Cohen: Absolutely, and supplier policy coverage is an excellent example of just how easy the process can be, once you understand the parameters. Contracts with suppliers simply need a paragraph stating that the company is an additional insured under a supplier's policy. Separately or in addition, a supplier can indemnify against business loss should supplies be disrupted. These all are measures that can be set up in advance, but you have to know they exist.
Editor: With business interruption insurance, why is it sometimes necessary to engage a forensic accountant to assess costs from property damage? How can a policyholder be expeditious in getting his business up and running speedily?
Cohen: First, it's certainly important to act quickly. With all the distractions that arise from catastrophic events, you may miss deadlines, neglect paperwork or lose evidence.
It is necessary to engage a forensic accountant or other qualified counsel because these professionals work with insurance claims every day, and they naturally will think of things a business might never even consider. Further, under most business interruption policies, payments for some professional services are covered under the business policy, so, at the end of the day, there usually isn't any extra cost. Ultimately, these professionals can add tremendous value in ensuring there is no misstep, optimizing coverage options, processing compliant paperwork on time and making sure you get paid quickly.
One final point: companies may be able to apply for a cash advance, an important potential benefit of which companies often are unaware. Don't be shy about asking an insurance company for an advance payment, and seek assistance from a qualified professional to generate specialized paperwork and quantitative reporting. Such payments can be welcome relief as companies process the rest of paperwork and attempt to resume business operations.
Editor: Where utilities are unable to service businesses, as in Japan today, what protections are available?
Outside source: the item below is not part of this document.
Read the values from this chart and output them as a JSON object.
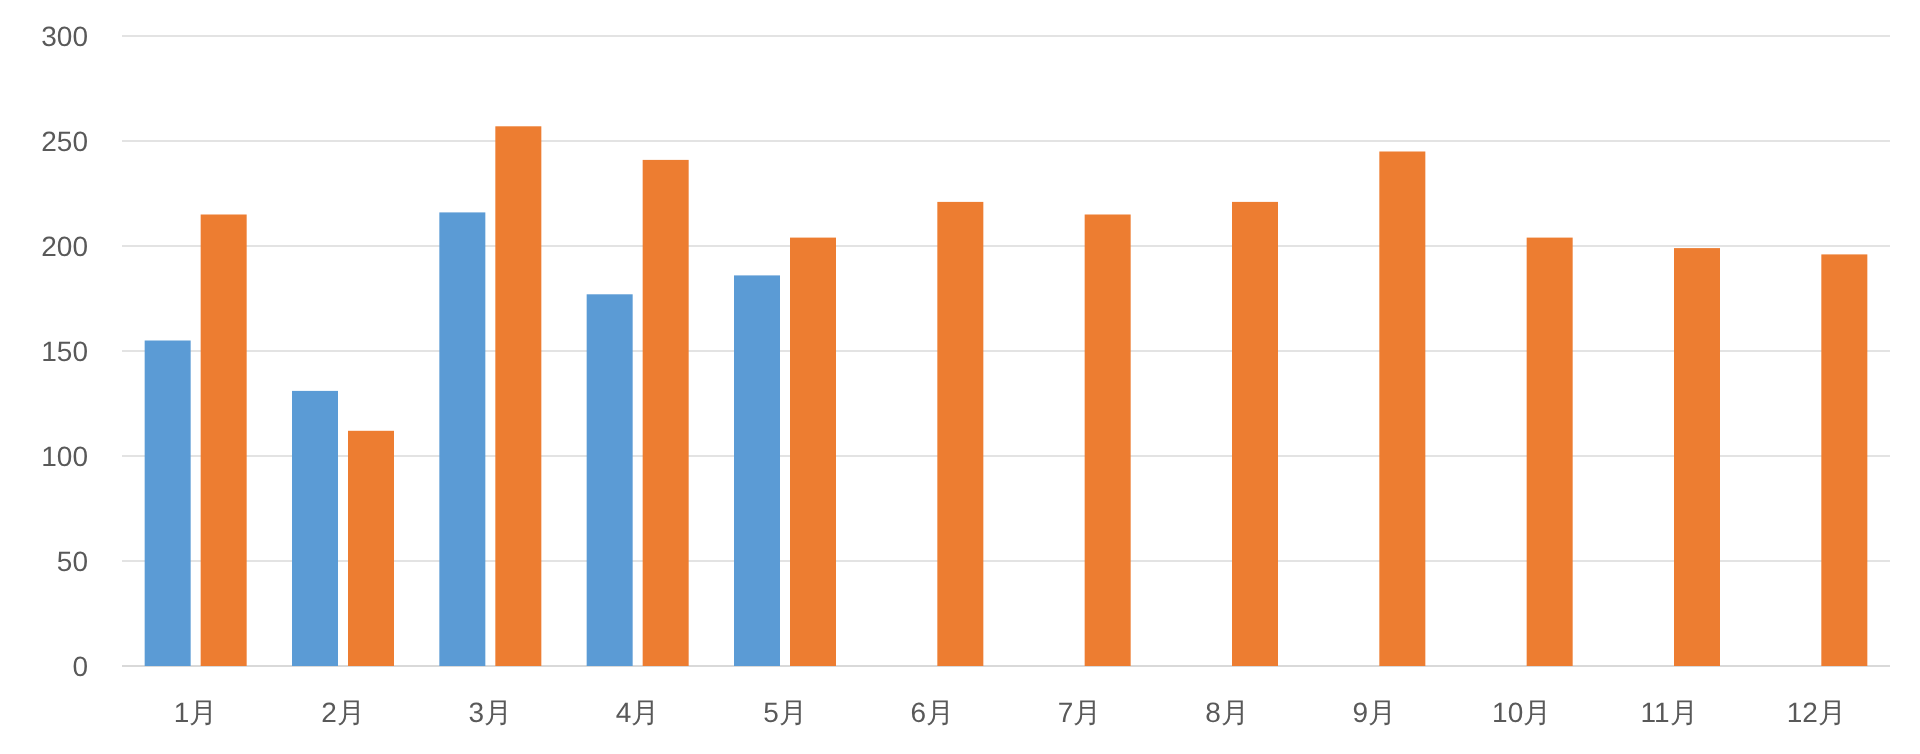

Cohen: There are some insurance policies that can help. While policies generally require damage to the property of a utility supplier, there also is coverage for your loss of income or burden of extra expense. For example, impounded water coverage applies in the event that water is used as a raw material - for power or in a manufacturing process. Some policies have specific coverage for situations in which such necessary resources become unavailable. One caveat is that sometimes utilities coverage is limited in duration and often subject to waiting periods or deductibles, but businesses should always look for these specific provisions in policies.
Editor: What protection does an owner have when there is a government order that blocks off his premises from occupancy?
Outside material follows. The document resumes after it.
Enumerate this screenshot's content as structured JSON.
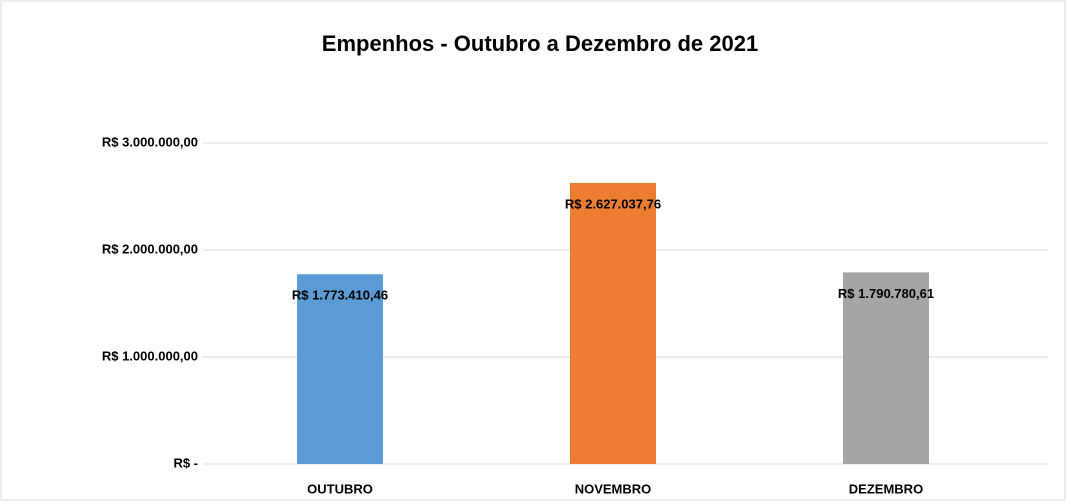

Cohen: That does happen. In mining accidents, for example, the government can shut down the mine for safety reasons and, as a result, all operations cease.
Unlike business interruption coverage, some policies require no physical damage to invoke the civil authority coverage. It is important to be aware of specific provisions in most business interruption policies that cover a civil authority intervening and blocking off access to the premises.
Editor: In light of the enormous and unforeseen losses in Japan, how can business owners respond today and plan for the future?
Cohen: In responding to disaster, the first step is to determine current coverage by locating and analyzing every active policy. Next, businesses should consult with a team of professionals - accountants, lawyers and brokers - and try to understand exactly what coverage is available. Most laypeople never actually read their policies and might have difficulty understanding insurance language; thus, a team of professionals can manage this process of identifying business and insurance issues.
Proactively, companies should identify business needs and purchase policies in advance that address those needs. Given that not every business can afford insurance to cover every possibility, companies must prioritize risks and then purchase policies that strategically cover as many as possible.